Second, we have another third in cash, gold, and energy. In the short run…which could be 10–20 years…there are problems to be reckoned with. How it will all shake out, we don’t know. So we keep some physical gold, some gold stocks, and some coins. We don’t regard gold as an ‘investment’. It’s simply a way to hold wealth for future generations. Perhaps, someday, gold will be upstaged by some form of cryptocurrency. In the meantime, we’ll stick with the yellow metal.
Energy, on the other hand, is an investment. We expect fossil fuel providers to do well as governments try to put them out of business.
Third, we have the rest of our money in quirky investments that we’re almost too embarrassed to mention. Property, for example. Business start-ups. A marble company in Latin America. A book publisher in England. A little of this…a little of that.
In one portfolio, we choose the worst performing stock markets in the world…and buy them. We know nothing about them. We are simply relying on ‘regression to the mean’ to bring them back to normal.
Has it worked? Yes…and no. Russia, for example, was one of the worst stock markets in 2021. So we bought it for 2022. Disaster!
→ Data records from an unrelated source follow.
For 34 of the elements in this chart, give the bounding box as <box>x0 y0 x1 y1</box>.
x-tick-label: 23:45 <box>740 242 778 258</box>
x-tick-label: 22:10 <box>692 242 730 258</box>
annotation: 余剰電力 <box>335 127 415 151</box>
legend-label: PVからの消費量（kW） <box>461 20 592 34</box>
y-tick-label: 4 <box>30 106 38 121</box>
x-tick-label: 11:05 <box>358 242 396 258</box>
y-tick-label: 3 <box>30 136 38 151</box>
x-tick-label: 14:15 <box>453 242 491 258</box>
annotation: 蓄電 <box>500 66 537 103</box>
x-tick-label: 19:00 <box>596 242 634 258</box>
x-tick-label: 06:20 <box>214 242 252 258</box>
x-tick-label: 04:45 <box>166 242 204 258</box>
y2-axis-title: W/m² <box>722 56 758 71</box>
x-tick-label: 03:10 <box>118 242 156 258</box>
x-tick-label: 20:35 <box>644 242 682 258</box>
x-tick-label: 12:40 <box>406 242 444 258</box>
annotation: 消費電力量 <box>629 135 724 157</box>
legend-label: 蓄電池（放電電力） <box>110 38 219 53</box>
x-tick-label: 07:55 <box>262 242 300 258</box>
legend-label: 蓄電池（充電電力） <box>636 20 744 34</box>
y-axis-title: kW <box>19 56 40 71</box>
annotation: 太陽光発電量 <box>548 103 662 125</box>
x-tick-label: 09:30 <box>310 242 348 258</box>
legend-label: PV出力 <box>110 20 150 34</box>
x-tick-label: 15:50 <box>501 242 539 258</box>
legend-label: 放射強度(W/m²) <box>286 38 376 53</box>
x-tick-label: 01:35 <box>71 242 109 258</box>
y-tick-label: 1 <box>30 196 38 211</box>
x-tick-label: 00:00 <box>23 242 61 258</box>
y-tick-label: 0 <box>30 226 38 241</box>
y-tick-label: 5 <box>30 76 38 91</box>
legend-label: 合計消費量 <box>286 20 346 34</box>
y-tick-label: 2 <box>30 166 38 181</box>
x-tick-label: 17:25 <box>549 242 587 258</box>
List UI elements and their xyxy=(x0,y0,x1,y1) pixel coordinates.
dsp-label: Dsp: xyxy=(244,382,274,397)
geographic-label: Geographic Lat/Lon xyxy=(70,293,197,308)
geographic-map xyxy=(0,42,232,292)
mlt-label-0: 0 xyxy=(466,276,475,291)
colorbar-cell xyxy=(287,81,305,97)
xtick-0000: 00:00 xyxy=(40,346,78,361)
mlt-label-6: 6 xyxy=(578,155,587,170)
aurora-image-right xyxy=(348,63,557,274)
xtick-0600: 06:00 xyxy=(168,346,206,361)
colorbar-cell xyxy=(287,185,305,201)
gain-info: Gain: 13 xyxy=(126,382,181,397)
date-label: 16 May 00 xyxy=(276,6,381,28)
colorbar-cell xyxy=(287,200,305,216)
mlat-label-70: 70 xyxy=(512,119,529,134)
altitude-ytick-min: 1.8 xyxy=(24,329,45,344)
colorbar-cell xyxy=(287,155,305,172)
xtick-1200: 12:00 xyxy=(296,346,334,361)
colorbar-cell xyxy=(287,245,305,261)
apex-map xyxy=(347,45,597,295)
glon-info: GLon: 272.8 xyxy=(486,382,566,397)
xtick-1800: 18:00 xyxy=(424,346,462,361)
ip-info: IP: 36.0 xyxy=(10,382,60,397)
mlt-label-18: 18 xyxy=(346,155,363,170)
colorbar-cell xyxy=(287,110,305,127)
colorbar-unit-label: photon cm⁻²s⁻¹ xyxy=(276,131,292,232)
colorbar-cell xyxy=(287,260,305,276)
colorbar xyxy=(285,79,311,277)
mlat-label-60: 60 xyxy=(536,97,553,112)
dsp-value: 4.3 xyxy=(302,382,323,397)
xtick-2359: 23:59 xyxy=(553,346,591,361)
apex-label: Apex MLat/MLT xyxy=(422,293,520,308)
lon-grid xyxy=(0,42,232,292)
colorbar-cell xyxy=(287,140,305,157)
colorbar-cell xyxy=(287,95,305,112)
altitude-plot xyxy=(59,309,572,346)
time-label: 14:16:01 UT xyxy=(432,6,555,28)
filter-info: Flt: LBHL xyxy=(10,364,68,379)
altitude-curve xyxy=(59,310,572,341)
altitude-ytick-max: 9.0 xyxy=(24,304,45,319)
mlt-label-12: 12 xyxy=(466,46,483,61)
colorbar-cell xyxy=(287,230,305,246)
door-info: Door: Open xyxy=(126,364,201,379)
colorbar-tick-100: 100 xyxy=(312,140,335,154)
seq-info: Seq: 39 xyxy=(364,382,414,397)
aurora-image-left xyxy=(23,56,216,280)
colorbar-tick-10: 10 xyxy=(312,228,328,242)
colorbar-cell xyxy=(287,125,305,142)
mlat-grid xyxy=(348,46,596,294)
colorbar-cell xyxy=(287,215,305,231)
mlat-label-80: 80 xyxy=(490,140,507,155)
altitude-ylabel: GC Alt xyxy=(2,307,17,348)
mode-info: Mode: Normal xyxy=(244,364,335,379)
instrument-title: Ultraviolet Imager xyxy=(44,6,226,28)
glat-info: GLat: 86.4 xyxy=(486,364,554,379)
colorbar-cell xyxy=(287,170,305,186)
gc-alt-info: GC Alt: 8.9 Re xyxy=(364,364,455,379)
There are always surprises…most of them, unwelcome.
We are also buying farmland in South America. This is a fluky situation, too, more of an adventure than a real investment.
Cropland varies greatly in price and productivity. In this (relatively poor) region of France, it goes for about US$5,000 an acre. In Midwest US, it’s more like US$10,000 an acre. In Ireland, it can go for US$20,000 an acre. But in Bolivia, a large tract of cultivable land will sell for US$1,200/acre. Given likely assumptions about crop prices, fuel, fertiliser, labour, etc., we can project a 10% return on investment.
The odds of an ignorant foreigner, like us, actually making this work are very slim. And we certainly wouldn’t advise anyone else to try it. But we’ve been raising cattle in Argentina (at a loss!) for more than 15 years…and every year we learn a little more…and every year we think we’ve finally got it figured out.
So we’re not going to stop now! Not when we are getting so close.